Holon AWS Success Stories

Client

Spanish Telecom Provider

Timeframe

2017-2019

Project Information

Governance Application on a Hybrid Data Lake

Technologies

AWS EKS

 

AWS SQS

 

AWS RDS

 

Terraform IAAS

 

On-prem Infrastructure

Project Request

The customer identified the need for a GDPR compliant application giving company users access to all kinds of data stored in a distributed Data Lake. The users themselves need to justify their access request by creating a data processing procedure and a domain owner is responsible for granting access. As a consequence, the data processing procedure is registered with a company-wide directory, where all data needs can be reviewed by auditors.

The Solution

In order to leverage a maximum of comfort for the end user, the application features a shopping cart mechanism: Items (= data objects) can be put into a cart. The items have tags to categorize the data types and users can "pay" using a data processing procedure that covers exactly those data types.

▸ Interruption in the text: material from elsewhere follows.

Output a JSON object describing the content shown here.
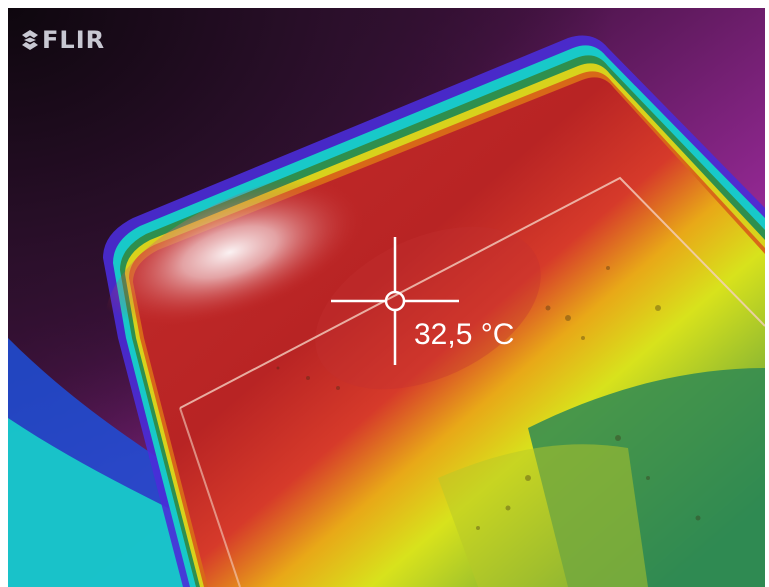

After a short market research it became clear, that the company's requirements could only be covered partially by out-of-the-shelf Data Governance tools, so Holon decided to go for a "build" solution rather than a "buy" approach. An additional driver was the fact that - though the backbone of the Data Lake was build in AWS, relying on Kafka and S3 - other on-prem and cloud systems needed to be integrated not only for access but also for collecting object metadata in a centralized Data Catalog.

Platform Considerations

All Systems - cloud native as well as on-prem build - were integrated with a REST interface towards our application that are responsible for provisioning user access. For delivering metadata in an asynchronous way we decided to use a AWS SQS queue, consolidating system-specific queues into one application queue. The application itself runs on an EKS container to have full flexibility on scaling, because we planned for other auxiliary applications for maintenance and administration. It was implemented using REACT with its wide variety of frameworks and visualization components. The backend of the application was pure Java with an Oracle RDS database for persistency.

Both, RDS as a full flavored, relational Database service as well as EKS, as an AWS service for managed Kubernetes, proofed very reliable, resilient choices with a minimum of administration effort.

Regarding Single Sign On (SSO) and Identity Management we took advantage of the customer's IT centralized services: an on-prem Active Directory, a module for authentication and identity federation and a governance service taking care of creation, deletion and updates of user information.

Deployment Pipeline and IAAS

While deployments to the 3 environments for development, test and production are done automatically through gitlab and gitlab runner, Terraform scripts were deployed separately to build a reliable, reproduceable infrastructure for all environments.

Why Holon, why AWS?

Holon was chosen by the customer to drive the project in an agile way and find the resources needed for a detailed solution concept as well as implementation power. During the project it was crucial to react on changing requirements and a close stakeholder management was necessary. AWS services helped a lot to enable a quick prototyping of software components and reduce the time-to-deliver over all, especially when it comes down to security topics and unpredictable infrastructure needs.

Results

Though reiterating and refining the solution concepts from the ground was necessary as the customer needed to verify assumptions and data needs, the project was a huge success: AWS services and central services of the customer were seamlessly integrated and enable the companies' users to satisfy their data needs as well as take advantage of modern approaches for near-real-time data streaming and Big Data clusters as well as reliable and proven Business Intelligence applications and other database services.

Room for more to follow

By building a modular base system, we allowed the customer not only to scale up the environment but also to bring new functions to the end users:

  • Scalability through multiple systems
    By means of a middleware design using RESTful interfaces, the customer is able to attach additional systems as data containers to the governance platform with minimal effort: as long as the interface specifications and connectivity is considered properly, new data objects can be reported by the application no matter where they reside.
  • Ingestion on Demand
    Not only data structures inside the Data Lake can be detected but also metadata for external, non-Data Lake systems. Presenting them to users as part of the companies data offer not only broadens the governance perspective but also gives them the possibility to ingest data with standardized procedures in a self-service fashion whenever they need it.
  • Cloud Migration
    By considering the aforementioned benefits, it is possible to do an iterative migration to AWS Redshift by sourcing and ingesting legacy applications including the existing Data Warehouse and building new data structures in AWS.
  • Full Cost Control
    By using Cost Control Tags and Cost and Usage reports, the customer will be able to detect cost drivers, consolidate these per business unit and define budgets and threshold values for alerting.

About Holon

We care about our customers by driving complex, hybrid projects as well as finding the right approach to quickly deliver insights. We are focused on Business Intelligence and Big Data, specialized to enable migrations to the cloud.